Opera by Amilcare Ponchielli (premiered 1914)

I Mori di Valenza (The Moors of Valencia) is an opera in four acts composed by Amilcare Ponchielli to a libretto by Antonio Ghislanzoni. Ponchielli began composing the work in 1874, but at the time of his death in 1886, only the piano score for the first three acts and part of the fourth had been completed. The opera was later revised by Ponchielli's son Annibale and the orchestration and fourth act were completed by Arturo Cadore. It premiered on 17 March 1914 at the Théâtre du Casino in Monaco and ran for three performances.

The story is set in Valencia in the early 17th century when Philip III decreed the expulsion of the Moriscos (the descendants of the Moors) from Spain. Ghislanzoni's libretto was based on Piquillo Alliaga, a novel by Eugène Scribe.

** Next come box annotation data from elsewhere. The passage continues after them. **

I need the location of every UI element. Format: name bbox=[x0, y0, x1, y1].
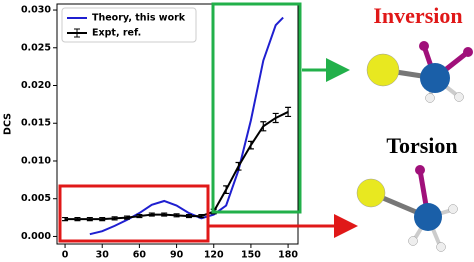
legend-errorbar bbox=[74, 28, 80, 38]
y-tick-label: 0.015 bbox=[21, 118, 51, 129]
plot-frame bbox=[56, 3, 299, 245]
x-tick-label: 30 bbox=[96, 250, 110, 261]
error-bar bbox=[161, 212, 168, 217]
error-bar bbox=[148, 212, 155, 217]
error-bar bbox=[173, 213, 180, 218]
molecule-torsion bbox=[356, 165, 458, 252]
x-tick-label: 180 bbox=[278, 250, 298, 261]
x-tick-label: 0 bbox=[62, 250, 69, 261]
error-bar bbox=[124, 215, 131, 220]
legend-box bbox=[61, 7, 197, 43]
series-line bbox=[65, 111, 289, 221]
x-tick-label: 60 bbox=[133, 250, 147, 261]
highlight-box-green bbox=[211, 2, 302, 214]
error-bar bbox=[185, 213, 192, 219]
error-bar bbox=[62, 216, 69, 222]
series-line bbox=[89, 16, 284, 236]
y-tick-label: 0.025 bbox=[21, 42, 51, 53]
y-axis-label: DCS bbox=[3, 113, 14, 135]
error-bar bbox=[136, 213, 143, 219]
y-tick-label: 0.005 bbox=[21, 193, 51, 204]
error-bar bbox=[74, 216, 81, 222]
error-bar bbox=[86, 216, 93, 222]
error-bar bbox=[198, 213, 205, 219]
error-bar bbox=[272, 112, 279, 124]
y-tick-label: 0.000 bbox=[21, 231, 51, 242]
annotation-inversion: Inversion bbox=[373, 3, 462, 28]
legend-label: Expt, ref. bbox=[92, 28, 141, 39]
error-bar bbox=[223, 185, 230, 195]
error-bar bbox=[247, 140, 254, 150]
error-bar bbox=[235, 161, 242, 171]
y-tick-label: 0.010 bbox=[21, 155, 51, 166]
plot-layer: 0.000 0.005 0.010 0.015 0.020 0.025 0.030 0 30 60… bbox=[21, 5, 298, 261]
x-tick-label: 150 bbox=[241, 250, 261, 261]
error-bar bbox=[260, 121, 267, 132]
y-tick-label: 0.030 bbox=[21, 5, 51, 16]
error-bar bbox=[285, 106, 292, 118]
x-tick-label: 120 bbox=[204, 250, 224, 261]
error-bar bbox=[99, 216, 106, 222]
annotation-torsion: Torsion bbox=[386, 133, 457, 158]
highlight-box-red bbox=[58, 184, 210, 243]
x-tick-label: 90 bbox=[170, 250, 184, 261]
y-tick-label: 0.020 bbox=[21, 80, 51, 91]
error-bar bbox=[111, 216, 118, 221]
molecule-inversion bbox=[366, 41, 473, 103]
legend-label: Theory, this work bbox=[92, 13, 186, 24]
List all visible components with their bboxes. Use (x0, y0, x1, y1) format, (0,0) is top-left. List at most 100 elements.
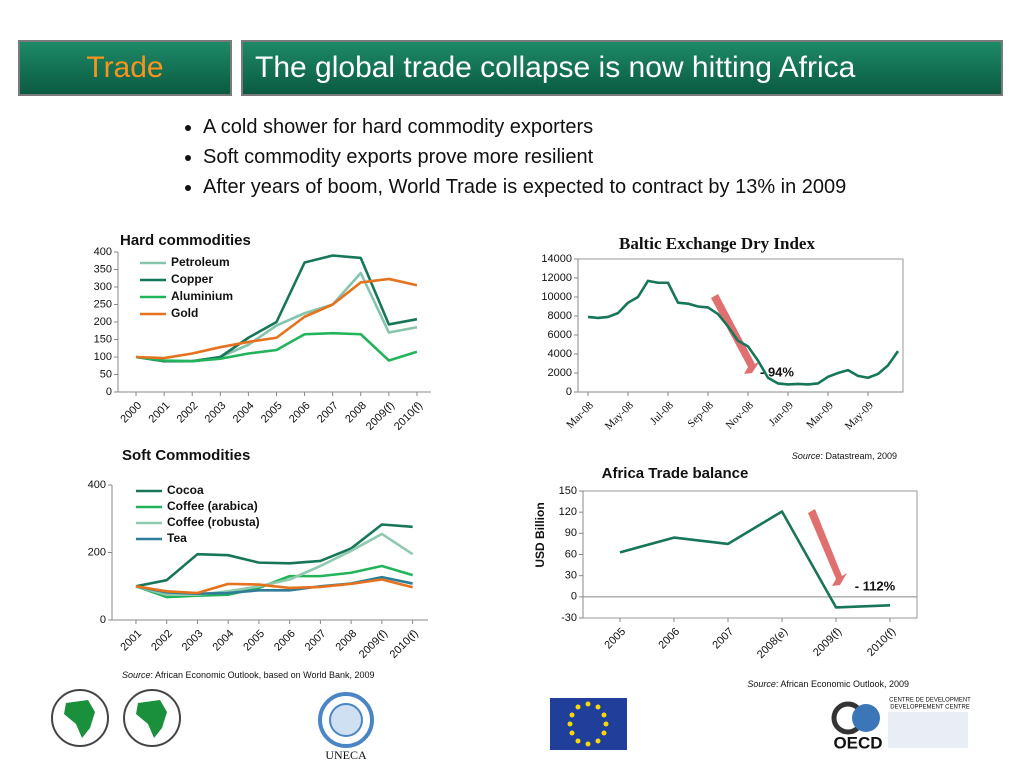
x-tick-label: Mar-09 (804, 399, 836, 431)
y-tick-label: 8000 (548, 310, 572, 322)
x-tick-label: 2003 (203, 400, 229, 426)
chart-title: Africa Trade balance (602, 465, 749, 482)
x-tick-label: 2009(f) (357, 628, 390, 661)
x-tick-label: 2008 (343, 400, 369, 426)
series-line (587, 279, 900, 386)
source-text: : African Economic Outlook, based on Wor… (151, 670, 375, 680)
y-tick-label: -30 (561, 612, 577, 624)
x-tick-label: 2010(f) (392, 400, 425, 433)
x-tick-label: 2006 (656, 626, 682, 652)
y-tick-label: 4000 (548, 348, 572, 360)
x-tick-label: 2010(f) (865, 626, 898, 659)
y-tick-label: 90 (565, 527, 577, 539)
plot-frame (582, 490, 918, 619)
section-label: Trade (18, 40, 232, 96)
plot-frame (577, 258, 904, 393)
y-tick-label: 200 (88, 546, 106, 558)
x-tick-label: Jul-08 (648, 399, 676, 427)
source-note: Source: Datastream, 2009 (792, 451, 897, 461)
y-tick-label: 250 (94, 298, 112, 310)
y-tick-label: 300 (94, 281, 112, 293)
x-tick-label: Jan-09 (767, 399, 797, 429)
source-note: Source: African Economic Outlook, based … (122, 670, 375, 680)
x-tick-label: 2009(f) (364, 400, 397, 433)
series-line (135, 331, 418, 363)
x-tick-label: 2003 (180, 628, 206, 654)
y-tick-label: 50 (100, 368, 112, 380)
legend-label: Aluminium (171, 289, 233, 303)
x-tick-label: 2006 (287, 400, 313, 426)
eu-flag (550, 698, 627, 750)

Following the world premiere in Monaco, the opera was performed the following July at the Arena di Milano conducted by Antonio Guarneri, and received further performances in January 1915 at the Teatro Ponchielli in Cremona. Although warmly received by the audiences in Monaco, Milan and Cremona, I Mori di Valenza has never been revived. However, a full-length recording of the opera was made in Cremona in 2007 and released on the Bongiovanni label the following year.